Aimee-Rose Stephenson - Installation Artist at MAORI MARKet
Massey Maori studies Masters student Aimee-Rose Stephenson took a look at cultural protocol, didn’t like what she saw and came up with a potent way of getting her message across...
MAORI MARKet Media Resource (April 2007)
Aimee-Rose Stephenson - 'A Nice White Space' 2000
Massey Maori studies Masters student Aimee-Rose Stephenson took a look at cultural protocol, didn’t like what she saw and came up with a potent way of getting her message across.
Stephenson’s installation ‘A Nice White Space’ at MAORI MARKet in Wellington last weekend, was a scaled down version of the one she did at Te Manawa museum in Palmerston North. It was compellingly effective for all that. Within the enclosed ‘nice white space’ sat a wheelchair and an infant’s cot – both of them lined with human hair.
Why human hair?
“I don’t enjoy being in hospital, it’s not a comfortable feeling. I wanted to create that feeling (of discomfort) through the installation,” said Stephenson.
Juxtaposing items of comfort (a chair and a bed) with something as ‘uncomfortable’ as cuttings of human hair evoked exactly the response Stephenson intended.
“I was so surprised how easily the hairdressers I asked for gave me the hair! I mean, here was something that was a part of someone and it was just given to me 'here, take it.’ The installation is very physical, it effects you physically, it’s about how it makes you feel.”

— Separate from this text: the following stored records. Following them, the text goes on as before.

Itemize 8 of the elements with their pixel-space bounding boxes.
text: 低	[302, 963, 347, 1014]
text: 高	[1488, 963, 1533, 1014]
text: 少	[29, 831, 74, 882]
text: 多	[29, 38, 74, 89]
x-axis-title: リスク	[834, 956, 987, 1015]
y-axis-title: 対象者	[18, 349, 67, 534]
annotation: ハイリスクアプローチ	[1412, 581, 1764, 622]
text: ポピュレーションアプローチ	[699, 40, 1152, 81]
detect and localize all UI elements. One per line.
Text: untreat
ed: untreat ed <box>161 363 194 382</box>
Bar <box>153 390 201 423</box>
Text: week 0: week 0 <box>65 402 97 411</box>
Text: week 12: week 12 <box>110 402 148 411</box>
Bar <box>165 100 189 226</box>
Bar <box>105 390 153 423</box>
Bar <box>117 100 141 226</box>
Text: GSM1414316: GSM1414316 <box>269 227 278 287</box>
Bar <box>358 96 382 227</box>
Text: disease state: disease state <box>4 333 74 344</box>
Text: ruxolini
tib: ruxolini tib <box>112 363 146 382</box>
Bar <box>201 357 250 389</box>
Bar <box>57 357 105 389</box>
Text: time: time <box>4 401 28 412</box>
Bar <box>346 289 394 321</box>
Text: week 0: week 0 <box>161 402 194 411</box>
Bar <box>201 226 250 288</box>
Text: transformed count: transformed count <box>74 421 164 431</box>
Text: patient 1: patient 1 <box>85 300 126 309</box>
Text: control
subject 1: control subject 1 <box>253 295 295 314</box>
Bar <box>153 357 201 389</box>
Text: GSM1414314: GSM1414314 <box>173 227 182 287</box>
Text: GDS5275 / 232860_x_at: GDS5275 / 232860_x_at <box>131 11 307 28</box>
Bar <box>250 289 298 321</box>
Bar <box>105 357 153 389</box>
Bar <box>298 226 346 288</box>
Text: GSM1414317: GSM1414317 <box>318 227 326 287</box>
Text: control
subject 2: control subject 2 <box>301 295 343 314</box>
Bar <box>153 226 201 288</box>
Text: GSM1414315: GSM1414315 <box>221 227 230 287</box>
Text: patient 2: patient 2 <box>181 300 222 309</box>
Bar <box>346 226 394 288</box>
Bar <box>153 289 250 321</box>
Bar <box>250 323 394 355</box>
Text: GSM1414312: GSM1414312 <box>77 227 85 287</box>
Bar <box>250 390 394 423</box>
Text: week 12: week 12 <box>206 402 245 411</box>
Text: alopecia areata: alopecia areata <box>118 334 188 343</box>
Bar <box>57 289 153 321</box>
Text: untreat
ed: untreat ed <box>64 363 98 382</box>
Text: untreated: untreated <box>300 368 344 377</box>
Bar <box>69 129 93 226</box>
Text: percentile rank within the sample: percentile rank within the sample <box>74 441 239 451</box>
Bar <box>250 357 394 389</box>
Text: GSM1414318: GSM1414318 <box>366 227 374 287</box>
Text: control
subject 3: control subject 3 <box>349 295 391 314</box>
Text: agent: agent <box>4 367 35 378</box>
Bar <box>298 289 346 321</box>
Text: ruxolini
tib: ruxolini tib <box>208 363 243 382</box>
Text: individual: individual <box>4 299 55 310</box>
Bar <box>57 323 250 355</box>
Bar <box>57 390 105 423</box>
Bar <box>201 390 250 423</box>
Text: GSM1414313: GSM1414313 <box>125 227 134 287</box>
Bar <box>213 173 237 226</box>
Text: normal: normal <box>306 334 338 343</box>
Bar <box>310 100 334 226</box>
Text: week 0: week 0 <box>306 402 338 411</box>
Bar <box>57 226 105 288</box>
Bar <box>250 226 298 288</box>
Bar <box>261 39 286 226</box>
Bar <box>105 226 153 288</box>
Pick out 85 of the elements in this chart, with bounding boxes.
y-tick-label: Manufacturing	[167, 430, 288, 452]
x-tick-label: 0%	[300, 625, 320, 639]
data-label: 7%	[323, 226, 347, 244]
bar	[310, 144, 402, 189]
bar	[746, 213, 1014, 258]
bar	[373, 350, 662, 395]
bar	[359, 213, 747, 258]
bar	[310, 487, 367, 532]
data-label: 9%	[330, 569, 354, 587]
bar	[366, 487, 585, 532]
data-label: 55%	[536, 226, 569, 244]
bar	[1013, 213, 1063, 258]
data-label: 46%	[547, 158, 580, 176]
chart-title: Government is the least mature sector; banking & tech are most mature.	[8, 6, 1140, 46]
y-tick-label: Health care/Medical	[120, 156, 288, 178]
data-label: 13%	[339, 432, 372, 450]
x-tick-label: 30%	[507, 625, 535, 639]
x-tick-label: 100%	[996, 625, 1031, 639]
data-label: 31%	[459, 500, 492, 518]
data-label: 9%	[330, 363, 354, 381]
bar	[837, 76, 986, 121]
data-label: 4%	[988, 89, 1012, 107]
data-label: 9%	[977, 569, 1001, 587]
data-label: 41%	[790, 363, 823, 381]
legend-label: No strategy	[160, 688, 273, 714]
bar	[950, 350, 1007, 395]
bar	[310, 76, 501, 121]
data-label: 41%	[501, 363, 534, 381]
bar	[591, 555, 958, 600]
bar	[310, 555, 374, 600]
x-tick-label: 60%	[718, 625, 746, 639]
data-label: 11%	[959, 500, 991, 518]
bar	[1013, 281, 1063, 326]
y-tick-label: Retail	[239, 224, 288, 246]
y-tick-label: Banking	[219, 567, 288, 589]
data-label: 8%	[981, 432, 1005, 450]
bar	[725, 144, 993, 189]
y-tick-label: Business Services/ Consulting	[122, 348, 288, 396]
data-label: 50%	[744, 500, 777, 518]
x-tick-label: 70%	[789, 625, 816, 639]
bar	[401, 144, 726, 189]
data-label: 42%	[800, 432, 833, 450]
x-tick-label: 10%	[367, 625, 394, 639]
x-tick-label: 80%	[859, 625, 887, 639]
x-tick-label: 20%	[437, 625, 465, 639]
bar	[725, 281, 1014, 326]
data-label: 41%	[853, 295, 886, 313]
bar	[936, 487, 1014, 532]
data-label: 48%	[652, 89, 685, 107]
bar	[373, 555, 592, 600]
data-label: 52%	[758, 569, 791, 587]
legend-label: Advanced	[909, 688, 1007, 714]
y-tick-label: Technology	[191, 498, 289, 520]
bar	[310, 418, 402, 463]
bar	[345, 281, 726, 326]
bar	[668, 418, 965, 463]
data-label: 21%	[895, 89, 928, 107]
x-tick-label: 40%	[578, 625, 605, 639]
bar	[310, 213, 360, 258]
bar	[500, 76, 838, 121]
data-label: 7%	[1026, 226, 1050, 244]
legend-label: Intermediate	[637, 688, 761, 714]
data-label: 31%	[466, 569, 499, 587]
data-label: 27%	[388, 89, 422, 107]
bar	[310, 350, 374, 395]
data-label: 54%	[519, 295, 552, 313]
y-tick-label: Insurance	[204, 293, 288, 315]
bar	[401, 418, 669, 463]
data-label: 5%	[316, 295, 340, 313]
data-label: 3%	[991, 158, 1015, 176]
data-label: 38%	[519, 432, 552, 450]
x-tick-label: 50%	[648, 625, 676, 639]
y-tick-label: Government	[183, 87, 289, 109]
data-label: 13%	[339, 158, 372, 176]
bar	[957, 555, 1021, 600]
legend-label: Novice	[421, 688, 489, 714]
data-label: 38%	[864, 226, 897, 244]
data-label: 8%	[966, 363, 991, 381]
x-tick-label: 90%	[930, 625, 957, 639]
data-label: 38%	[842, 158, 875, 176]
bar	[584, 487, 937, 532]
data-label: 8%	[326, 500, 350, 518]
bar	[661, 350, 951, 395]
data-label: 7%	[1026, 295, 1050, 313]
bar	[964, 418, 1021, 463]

Her idea for the installation came when she studied the blueprints for the Palmerston North hospital and found the cafeteria was built just two floors above the mortuary.
“For Maori people, or anyone with any sensitivity, to put an eating place over a morgue is just offensive. I didn’t feel the hospital had paid any consideration to cultural sensitivities.”
From there, Stephenson set about creating an ‘in your face’ model representing the clash of values, the violation of cultural sensitivity, she saw in the hospital. Cultural protocols, she agrees, are changing but the spatial layout of health facilities, consciously or unconsciously, do cause discomfort.
“The implications of cultural protocols are often ignored by architects, resulting in spaces that are composed as individual units placing more importance on physical practicality than cultural wellbeing.”
Tikanga – (protocol) – is it an afterthought? Stephenson asks.
Tikanga – written and embossed on walls, but is it practised?